Unsure: basic block boundaries. kjs-machine has an ellegant way of doing basic structured control flow, but I am not sure of details; and going to a real CFG will make optimization easier, and just defer linearization.
Stack
Obviously, access should be cheap. And far more cheap if Maks is designing the bytecode than if anyone else, since he has an undue fondness for RISC-like IRs. (Hey, can we do it in VIR?).
- All local and temporary access should be simple offset from something
- Stack size can be precomputed: have a ByteCodeTemp class that links in to a counter in compilation context. No need for conditionals.
- We really, really, really, want to do a single allocation for a frame anyway.
- Do we keep track of the SP?
- Pro: less ++ / --
- Con: garbage can linger
- Does it matter? Pick one
- Basic evaluation interface thus far: void evaluateTo(CompileState* comp, ByteCodeTemp& dest)

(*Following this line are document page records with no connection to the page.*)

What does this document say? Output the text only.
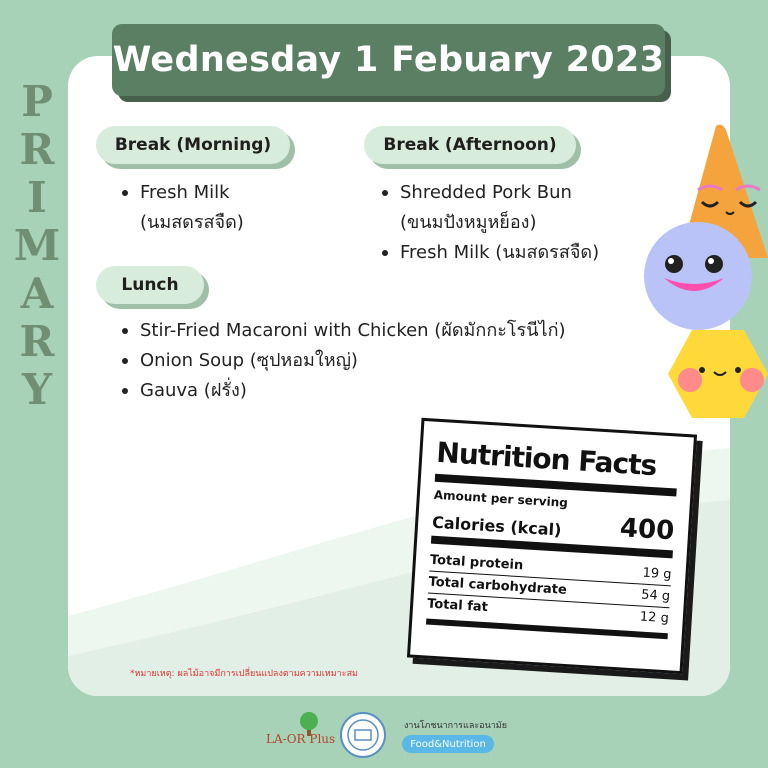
P
R
I
M
A
R
Y
Wednesday 1 Febuary 2023
Break (Morning)
Fresh Milk
(นมสดรสจืด)
Break (Afternoon)
Shredded Pork Bun
(ขนมปังหมูหย็อง)
Fresh Milk (นมสดรสจืด)
Lunch
Stir-Fried Macaroni with Chicken (ผัดมักกะโรนีไก่)
Onion Soup (ซุปหอมใหญ่)
Gauva (ฝรั่ง)
Nutrition Facts
Amount per serving
Calories (kcal) 400
Total protein
19 g
Total carbohydrate	54 g
Total fat
12 g
*หมายเหตุ: ผลไม้อาจมีการเปลี่ยนแปลงตามความเหมาะสม
LA-OR Plus
งานโภชนาการและอนามัย
Food&Nutrition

- A simple peephole may be needed to fix things like this up:
t1 = local; t2 = t1 * t3;
Exceptions
The ideal: there should be no work done checking for exceptions anywhere. The simple way of doing it is to expose the PC in the ExecState, than on raising/setException patch it up to point to the catch or a generic handle. The catch is easier, as one can just do the same some sort of a push/pop of handler address as old C++ implementations did. The other option is jumping to a special handler which figures out the catch based on PC. Probably not worth it -- try/catch should be somewhat rare. I would think. I hope. So I am probably wrong.
The problem is of course that PC can not be cached in a register. I don't see any way around that
Types
It would be nice to do double math, integer counters, etc., without making JS values at all.
- Add type to temporaries... Something like this:
NumberNode::evaluateTo(CompileState* comp, ByteCodeTemp& dest) { if (dest.type() == FrostByte::Number) emitLoadDoubleImmediate(dest, value()); else evaluateConvert(comp, dest, FrostByte::Number); // Asks Node:: to do the conversion for us }
- Problem: how much would extra conversion instructions/extra spin around the loop cost?
- Locals would still need JSValues
- When can they be demoted to temporaries? Is no eval and no nested functions enough?
- Problem: type information would help saner bytecode generation, but more data-flow-like type computations can only be done at bytecode level. Might be tricky to clean things up after the fact.
- This needs separate areas of the stack, one for JS objects, and one for things that should not be marked
- Or, simpler, typed portions of the stack, with a bit for the mark code. This is easier for globals
Literals
- Have a literal table, for all the string literals at least
- Can't exactly stick UStrings into not-very-structured memory
- Actually, can stick Identifier*, as long as the AST stick arounds,
which it has due to string conversion of functions.
- Number literals may be inline, or not. Unclear
Globals
- Obviously, want everything to work the same way
- Being able to access global functions by ID would be good -- but quite tricky to get right
- Multiple script tags ⇒ might have to resize
- Can not have fixed offsets into a multi-area frame from same location, keep multiple base pointers
- Those can be cached in interpreter locals most of the time I think --- but stuff like document.write may be tricky. Needs thought. Could perhaps abuse the exception machinery
- Do not need to have multiple areas if have bitmask for marking --- properly better, lower reg pressure, but still a patch up may be
- Can not have fixed offsets into a multi-area frame from same location, keep multiple base pointers
needed. Hmm, there can be multiple functions executing, though, which is bad. I really need to see whether this is an issue, even with document.write, since moving the BP to a non-local will be slow.
- Can realloc the mess and with multiple BPs keep older offsets.